ARITMIA PADA KEHAMILAN


Rerdin Julario, Dyah Prihatini

Fisiologi kardiovaskuler wanita hamil akan mengalami perubahan yang dramatis selama kehamilan. Perubahan-perubahan hemodinamik yang terjadi pada kehamilan normal berupa peningkatan cardiac output, volume darah dan penurunan resistensi perifer sesuai dengan umur kehamilan.

Pada kehamilan normal dapat terjadi aritmia namun kejadian ini jarang terjadi. Apabila tidak didapatkan penyakit jantung yang mendasari maka biasanya bersifat ringan dan dapat ditoleransi dengan baik. Meskipun prevalensi penyakit jantung terbatas hanya 0,5 sampai 1,0 persen dari wanita hamil, namun yang terpenting adalah dapatkah terjadi morbiditas dan mortalitas maternal, serta menyebabkan efek yang signifikan pada fetus.

Prevalensi terjadinya aritmia pada kehamilan tidak diketahui dengan pasti.
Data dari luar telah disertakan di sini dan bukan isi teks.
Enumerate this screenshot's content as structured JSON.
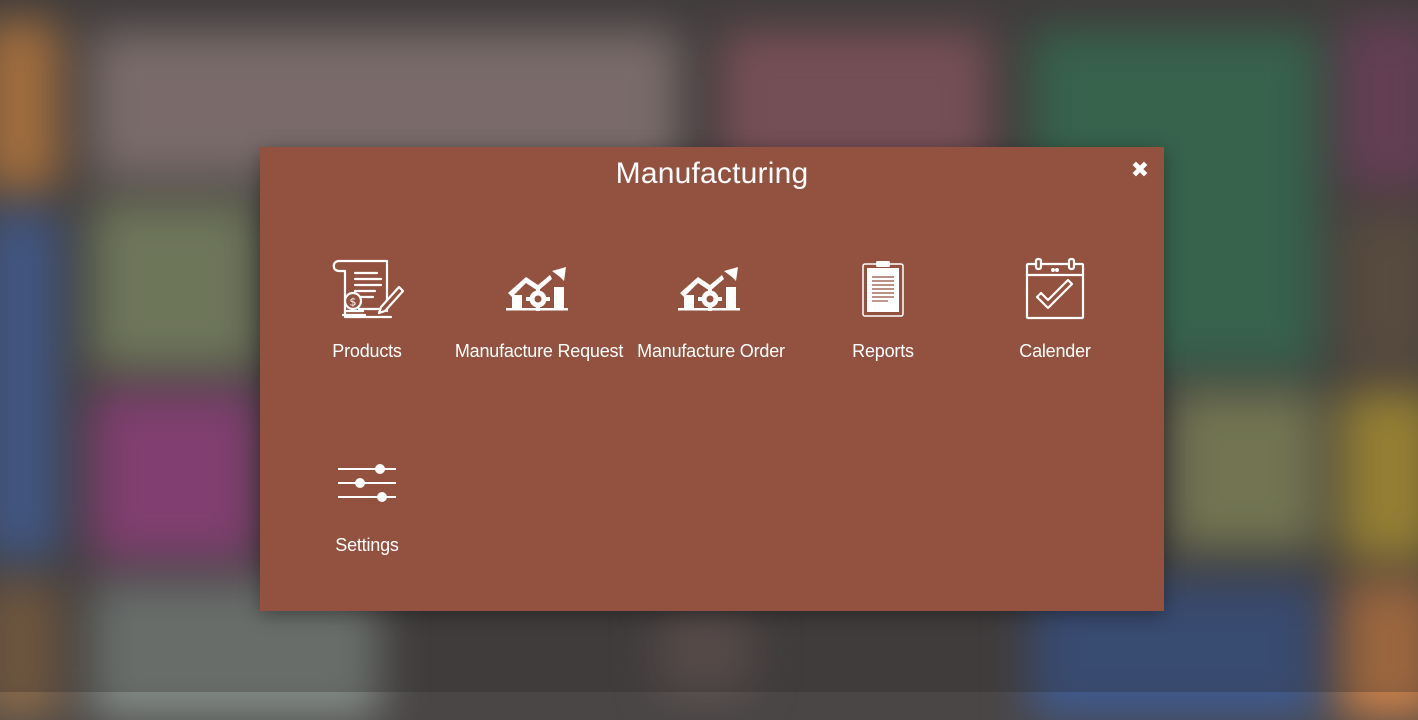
{
  "modal": {
    "title": "Manufacturing",
    "close_symbol": "✖",
    "background_color": "#935240"
  },
  "apps": [
    {
      "label": "Products",
      "icon": "products-document-icon"
    },
    {
      "label": "Manufacture Request",
      "icon": "factory-growth-icon"
    },
    {
      "label": "Manufacture Order",
      "icon": "factory-growth-icon"
    },
    {
      "label": "Reports",
      "icon": "clipboard-icon"
    },
    {
      "label": "Calender",
      "icon": "calendar-check-icon"
    },
    {
      "label": "Settings",
      "icon": "sliders-icon"
    }
  ]
}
Yang paling sering terjadi adalah atrial ectopy dan ventrikel ectopy sekitar 50-60% dari wanita hamil. Selain itu studi yang terbaru melaporkan terjadinya takikardi supraventrikel selama kehamilan antara 1,5 sampai 3,0 persen pada wanita dengan penyakit jantung. Copeland dan Stern melaporkan bahwa pada wanita hamil yang sehat dapat terjadi blok AV derajat dua tipe I ( Weckenbach) dan dapat juga ditemukan kondisi blok AV total.

Mekanisme terjadinya aritmia selama kehamilan belum diketahui dengan pasti diduga adanya faktor aritmogenik pada kehamilan yang menimbulkan aritmia. Faktor-faktor yang dapat memicu aritmia selama kehamilan dan persalinan, termasuk diantaranya efek elektrofisiologis jantung secara langsung dari hormon, perubahan tonus otonom, gangguan hemodinamik selama kehamilan, hipokalemi dalam kehamilan, dan penyakit jantung yang mendasari.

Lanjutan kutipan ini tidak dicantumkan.